Table 9. Result of Friedman test for parameter $p^c$.

	$\mathit{p}\mathit{c} = 0.1$	$\mathit{p}\mathit{c} = 0.2$	$\mathit{p}\mathit{c} = 0.3$	$\mathit{p}\mathit{c} = 0.4$	$\mathit{p}\mathit{c} = 0.5$
10D Ranking	3.68	2.88	2.42	2.85	3.17
30D Ranking	3.43	3.00	2.83	2.87	2.87
50D Ranking	3.28	3.28	2.48	2.97	2.98
Average Ranking	3.46	3.05	2.58	2.90	3.01

, and $pc=0.3$ saw the best average ranking, so the default FL-ADE parameters use these parameter settings.

4.7. Algorithm Complexity

All the experiments in this paper were performed using MATLAB R2018b, running on a Hewlett-Packard PC from Guangzhou China with Intel Core i7−9700 (3.00 GHz) CPU and 8 GB of RAM on a Windows 10 system.

Table 10. Algorithm complexity of FL-ADE.

	${\mathit{T}}_0$	${\mathit{T}}_1$	${\widehat{\mathit{T}}}_2$	$\left({\widehat{\mathit{T}}}_2-{\mathit{T}}_1\right)/{\mathit{T}}_0$
$D=10$ $D=30$ $D=50$	0.063198	0.063057 0.186583 0.433899	1.9117746 1.9586996 2.3953128	29.25278648 28.04070698 31.03601063

shows the complexity of the FL-ADE algorithm for testing the problem of 10, 30, and 50 dimensions. The variable T0 is the computing time to run the code in Algorithm 4 [49]. $T_1$ is the computing time to execute $f_{18}$ for 200,000 evaluations of a certain dimension. $T_2$ is obtained by operating 200,000 evaluations with the tested algorithm for $f_{18}$ of the same dimension, whose average value for five times is represented by ${\widehat{T}}_2$, and the runtime complexity for the tested algorithm can be reflected by $\left({\widehat{T}}_2-T_1\right)/T_0.$

The results in Table 10 show that the proposed FL-ADE inherits the linear complexity of classical DE; this is a real plus when comparing it to powerful recent metaheuristics algorithm.
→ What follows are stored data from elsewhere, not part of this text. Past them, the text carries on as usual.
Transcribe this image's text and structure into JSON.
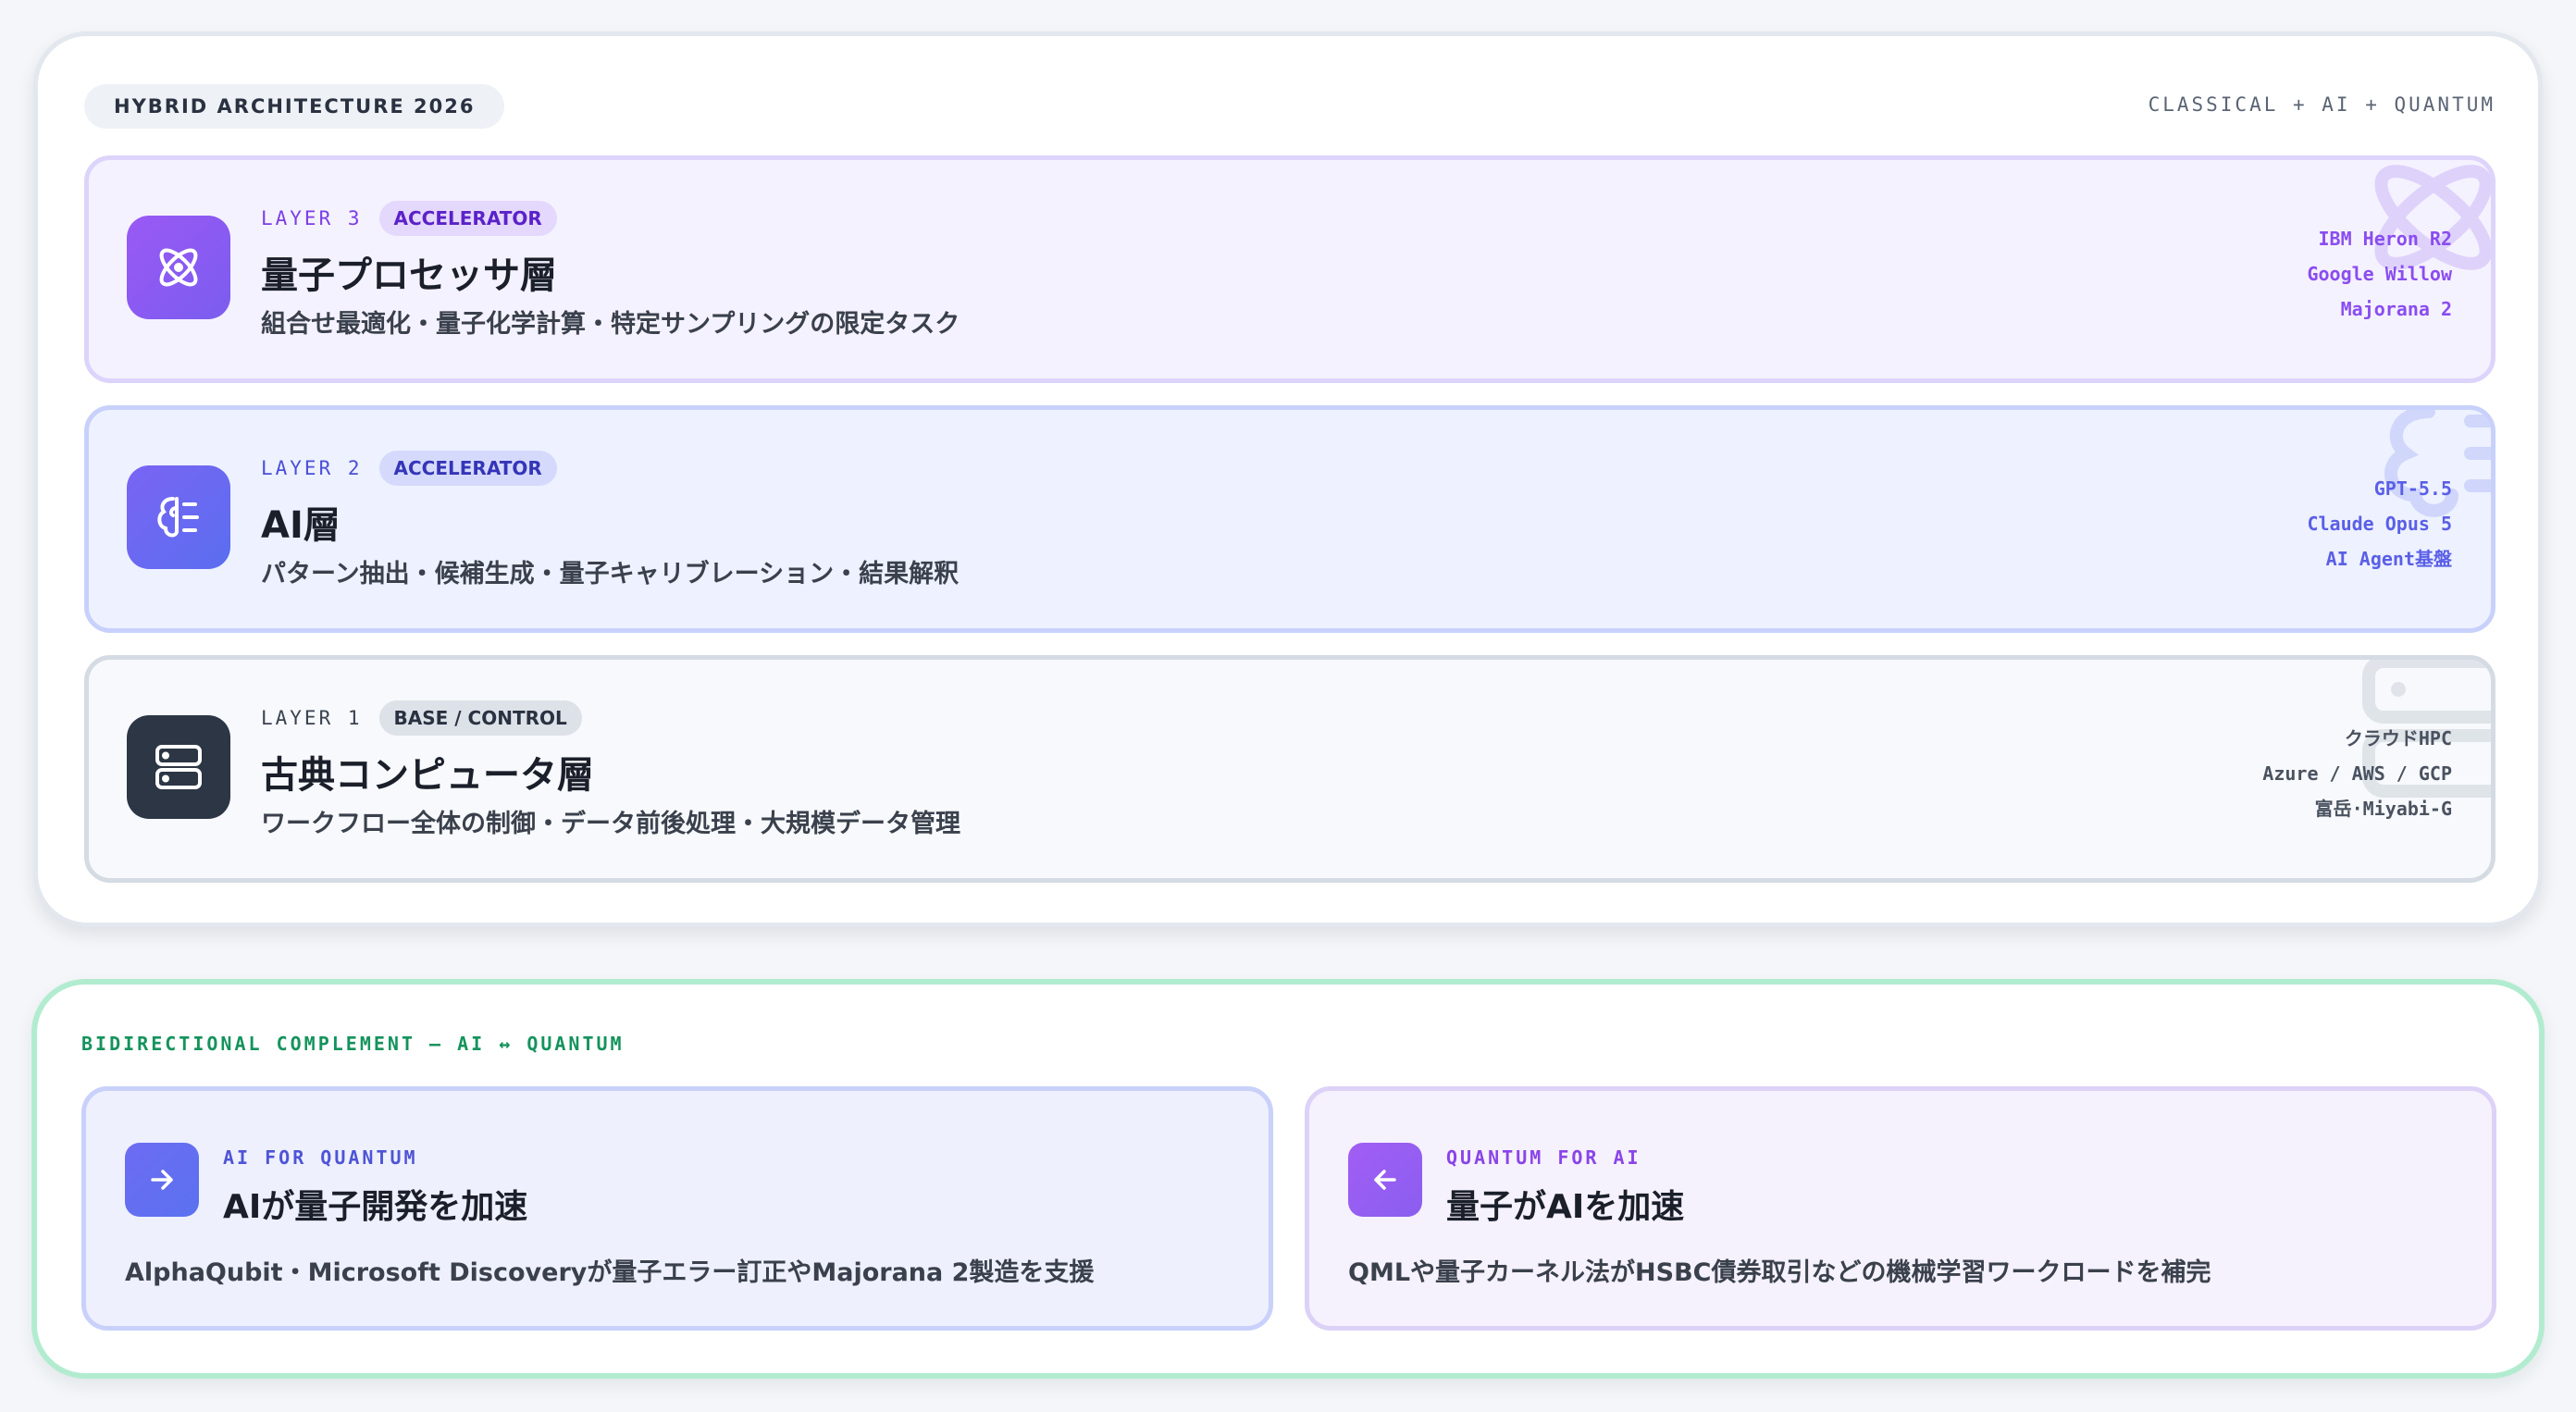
{
  "header": {
    "pill_label": "HYBRID ARCHITECTURE 2026",
    "right_label": "CLASSICAL + AI + QUANTUM"
  },
  "layers": [
    {
      "num": "LAYER 3",
      "badge": "ACCELERATOR",
      "title": "量子プロセッサ層",
      "desc": "組合せ最適化・量子化学計算・特定サンプリングの限定タスク",
      "items": [
        "IBM Heron R2",
        "Google Willow",
        "Majorana 2"
      ],
      "icon": "atom-icon"
    },
    {
      "num": "LAYER 2",
      "badge": "ACCELERATOR",
      "title": "AI層",
      "desc": "パターン抽出・候補生成・量子キャリブレーション・結果解釈",
      "items": [
        "GPT-5.5",
        "Claude Opus 5",
        "AI Agent基盤"
      ],
      "icon": "brain-icon"
    },
    {
      "num": "LAYER 1",
      "badge": "BASE / CONTROL",
      "title": "古典コンピュータ層",
      "desc": "ワークフロー全体の制御・データ前後処理・大規模データ管理",
      "items": [
        "クラウドHPC",
        "Azure / AWS / GCP",
        "富岳·Miyabi-G"
      ],
      "icon": "server-icon"
    }
  ],
  "complement": {
    "label": "BIDIRECTIONAL COMPLEMENT — AI ↔ QUANTUM",
    "cards": [
      {
        "tag": "AI FOR QUANTUM",
        "title": "AIが量子開発を加速",
        "desc": "AlphaQubit・Microsoft Discoveryが量子エラー訂正やMajorana 2製造を支援",
        "icon": "arrow-right-icon"
      },
      {
        "tag": "QUANTUM FOR AI",
        "title": "量子がAIを加速",
        "desc": "QMLや量子カーネル法がHSBC債券取引などの機械学習ワークロードを補完",
        "icon": "arrow-left-icon"
      }
    ]
  },
  "colors": {
    "layer3_accent": "#8a4df0",
    "layer2_accent": "#5a5fe6",
    "layer1_accent": "#2c3644",
    "complement_accent": "#14935c"
  }
}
This is because the FL-ADE does not increase the number of evaluations, and the increased calculation is simple, mainly calculating the local fitness landscape characteristics $\phi$ and the population size of each generation.
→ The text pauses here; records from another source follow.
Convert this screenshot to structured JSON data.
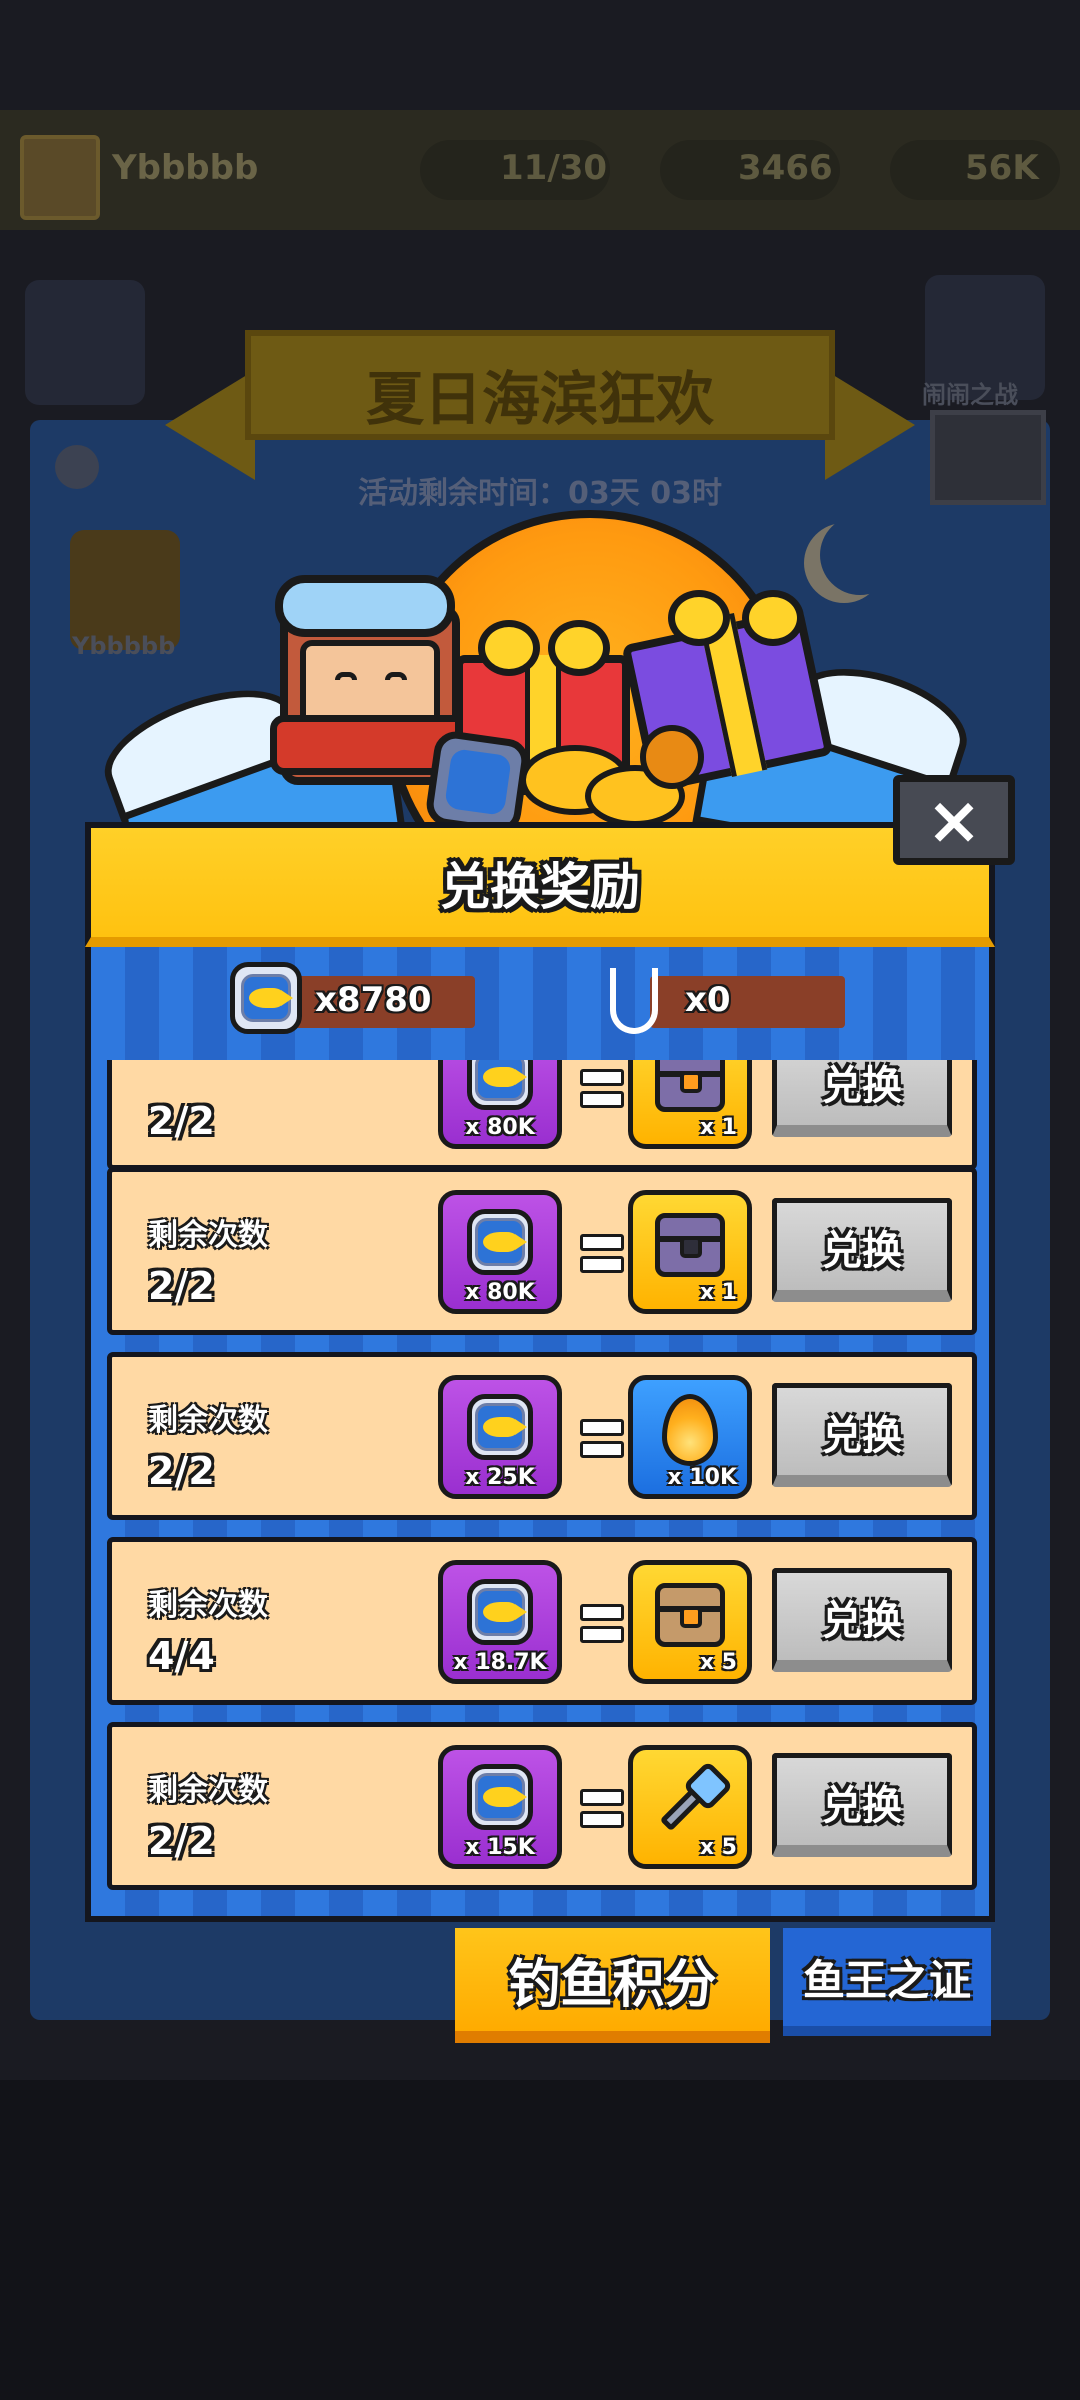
{
  "background": {
    "player_name": "Ybbbbb",
    "stat_1": "11/30",
    "stat_2": "3466",
    "stat_3": "56K",
    "event_title": "夏日海滨狂欢",
    "event_timer": "活动剩余时间：03天 03时",
    "side_right_label": "闹闹之战",
    "side_left_label": "Ybbbbb"
  },
  "modal": {
    "title": "兑换奖励",
    "close_label": "×",
    "currencies": [
      {
        "icon": "fish-badge-icon",
        "value": "x8780"
      },
      {
        "icon": "fishing-hook-icon",
        "value": "x0"
      }
    ],
    "rows": [
      {
        "label": "",
        "count": "2/2",
        "cost": "x 80K",
        "reward_icon": "hex-chest-icon",
        "reward_qty": "x 1",
        "button": "兑换"
      },
      {
        "label": "剩余次数",
        "count": "2/2",
        "cost": "x 80K",
        "reward_icon": "dark-chest-icon",
        "reward_qty": "x 1",
        "button": "兑换"
      },
      {
        "label": "剩余次数",
        "count": "2/2",
        "cost": "x 25K",
        "reward_icon": "flame-icon",
        "reward_qty": "x 10K",
        "button": "兑换"
      },
      {
        "label": "剩余次数",
        "count": "4/4",
        "cost": "x 18.7K",
        "reward_icon": "chest-icon",
        "reward_qty": "x 5",
        "button": "兑换"
      },
      {
        "label": "剩余次数",
        "count": "2/2",
        "cost": "x 15K",
        "reward_icon": "key-icon",
        "reward_qty": "x 5",
        "button": "兑换"
      }
    ]
  },
  "tabs": {
    "active": "钓鱼积分",
    "inactive": "鱼王之证"
  },
  "colors": {
    "modal_blue": "#2c6fd6",
    "header_gold": "#ffc210",
    "row_bg": "#ffd9a4",
    "cost_purple": "#9a2fd0",
    "button_gray": "#c8c8c8"
  }
}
Algorithm 4: The code for calculationg the time $T_0$

Input: $T_{max}=\mathrm{1,000,000}$. 1. tic 2. for $i=1 : T_{max}$ 3. $x=0.55+\left(double\right) i; x=x+x; x=x/2; x=x+x;$ 4. $x=sqrt\left(x\right); x=\log \left(x\right); x=exp\left(x\right); x=x/\left(x+2\right);$ 5. end 6. toc Output: the time $T_0$

5. Conclusions

Different search strategies are designed for different fitness landscape conditions to find the optimal solution, and there is no single strategy that can be suitable for all fitness landscapes. In this paper, a novel adaptive DE based on fitness landscape (FL-ADE) was proposed, which utilizes the local fitness landscape characteristics in each generation population to perform the FL-APS mechanism and the DE/current-to-pcbest mutation strategy. The FL-APS mechanism makes the population size change adaptively based on the local fitness landscape characteristics at each generation. The DE/current-to-pcbest mutation strategy, which randomly chooses one of the locally optimal individuals to be the pcbest, is designed to enhance the exploration capability for multimodal fitness landscape. Based on the FL-APS, computational resources can be rationally assigned at different evolutionary stages and satisfy diverse requirements of different fitness landscapes. The experimental results, using the Wilcoxon rank-sum test, confirm that the FL-ADE algorithm is highly competitive when compared to seven high-performance state-of-art DE variants, i.e., EPSDE, MPEDE, CoBiDE, SHADE, LSHADE, LSHADE-cnEpSin, and PaDE, based on 30 benchmark functions from CEC2014. The results also show that the fitness landscape information can effectively guide the adaptive evolution of the population. In future research, we plan to use fitness landscape information to adjust other parameters of DE adaptively.